> what a girl wants
You're tuning into Cheers, a newsletter made by Tiffany Xie. This week, we're talking about women—AOC, Carmen Maria Machado, the Combahee River Collective, Aracelis Girmay, Judy Chicago and Miriam Schapiro.
Hello friend,
> Help a friend make a plan to vote.
> From Alexandria Ocasio-Cortez’s profile in Vanity Fair: “This is not about a decision between two candidates. It’s about a decision between two countries.” (h/t Laura Olin).
> Speaking of AOC, her Get Ready With Me for Vogue is great. One comment: “I love the fact she can break down the patriarchal corporate system while applying eyeliner.”
> Still reading: Carmen Maria Machado’s Her Body and Other Parties, which is full of women haunting. Which is to say, it’s full of ghosts. A profile for Vulture notes that her fiction “unearths the misogyny hidden in plain sight.” I’m still reeling from “Especially Heinous,” a novella made entirely of episode synopses for the first 12 seasons of Law & Order: SVU. Also reeling from “Real Women Have Bodies.” Actually, maybe you should just read the book.
> If you’re interested, Carmen Maria Machado did an interview with Phoebe Bridgers in Playboy earlier this year (Machado wrote the bio that accompanies Bridgers’ latest album, Punisher).
> These past few weeks I have been mostly knitting and teaching and cooking, and I am aware that these are stereotypically female spaces. Sometimes I think about how I might want to be a pediatrician or a palliative care doctor and I think that these are also mostly female spaces. I wonder if I should resist stereotypically female spaces, by weightlifting and becoming a heart surgeon or something, I don’t know why, maybe to prove something. But the thing I’m trying to prove isn’t “women are just as good as men,” and co-opting “masculine” stereotypes certainly isn’t going to help either. I want to be able to choose what I do—my hobbies, my career—without worrying that it’s because it’s the easy way out, without worrying that I’m doing this because it’s what most women do.
> After reading How We Get Free, also thinking about what intersectionality really means, how struggles against sexual, racial, heterosexual, and class oppression are distinct and interlinked. What I’m saying is, maybe I should read the Combahee River Collective Statement again:
We realize that the liberation of all oppressed peoples necessitates the destruction of the political-economic systems of capitalism and imperialism as well as patriarchy…We are not convinced, however, that a socialist revolution that is not also a feminist and anti-racist revolution will guarantee our liberation.
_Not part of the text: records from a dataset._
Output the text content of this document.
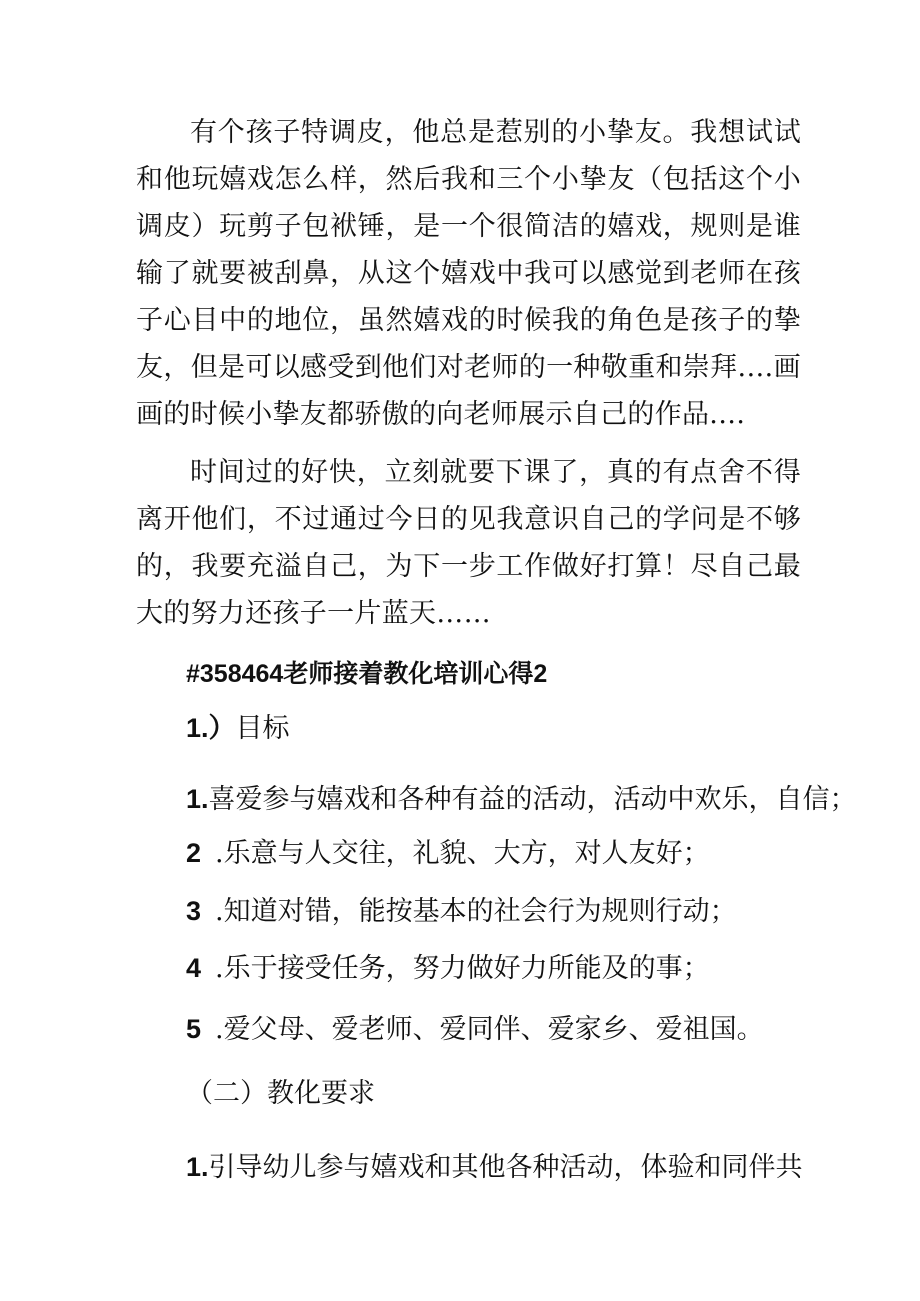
有个孩子特调皮，他总是惹别的小挚友。我想试试和他玩嬉戏怎么样，然后我和三个小挚友（包括这个小调皮）玩剪子包袱锤，是一个很简洁的嬉戏，规则是谁输了就要被刮鼻，从这个嬉戏中我可以感觉到老师在孩子心目中的地位，虽然嬉戏的时候我的角色是孩子的挚友，但是可以感受到他们对老师的一种敬重和崇拜.…画画的时候小挚友都骄傲的向老师展示自己的作品.…

时间过的好快，立刻就要下课了，真的有点舍不得离开他们，不过通过今日的见我意识自己的学问是不够的，我要充溢自己，为下一步工作做好打算！尽自己最大的努力还孩子一片蓝天……

#358464老师接着教化培训心得2
1.）目标
1.喜爱参与嬉戏和各种有益的活动，活动中欢乐，自信；
2 .乐意与人交往，礼貌、大方，对人友好；
3 .知道对错，能按基本的社会行为规则行动；
4 .乐于接受任务，努力做好力所能及的事；
5 .爱父母、爱老师、爱同伴、爱家乡、爱祖国。
（二）教化要求
1.引导幼儿参与嬉戏和其他各种活动，体验和同伴共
We have arrived at the necessity for developing an understanding of class relationships that takes into account the specific class position of Black women who are generally marginal in the labor force, while at this particular time some of us are temporarily viewed as doubly desirable tokens at white-collar and professional levels. We need to articulate the real class situation of persons who are not merely raceless, sexless workers, but for whom racial and sexual oppression are significant determinants in their working/economic lives.
> Aracelis Girmay’s essay, From Woe to Wonder, comes from the lineage of the Combahee River Collective, I think, perhaps not directly, but perhaps in the way she wields her identity. The essay interrogates the way we decenter Whiteness when we talking about violence against Black bodies:
I imagine a seesaw. My children are on one side and this White child, my son’s same age, same height and weight, is on the other side. She is one child, my children are two. And yet they are the ones hovering in the air, ungrounded. He was killed because his skin was brown. So goes the sentence that holds my children, dangling and subject, and that grants the White child her ground, her safety, her natural habitat, and close-to-the-earthness. The consequences of White supremacy are named only in terms of my child’s suffering or potential suffering, named only in terms of the suffering of our beloveds, but not in terms of the causes, the perpetrators, the inheritors, not in terms of the consequences on the minds of the White children who have already been failed, have already been taught wrongly to stand outside of the equation with their families.
> “Elliptical” by Harryette Mullen:
They just can’t seem to . . . They should try harder to . . . They ought to be more . . . We all wish they weren’t so . . . They never . . . They always . . . Sometimes they . . . Once in a while they . . . However it is obvious that they . . . Their overall tendency has been . . . The consequences of which have been . . . They don’t appear to understand that . . . If only they would make an effort to . . . But we know how difficult it is for them to . . . Many of them remain unaware of . . . Some who should know better simply refuse to . . . Of course, their perspective has been limited by . . . On the other hand, they obviously feel entitled to . . . Certainly we can’t forget that they . . . Nor can it be denied that they . . . We know that this has had an enormous impact on their . . . Nevertheless their behavior strikes us as . . . Our interactions unfortunately have been . . .
> Female space brought to you by [Judy Chicago and Miriam Schapiro].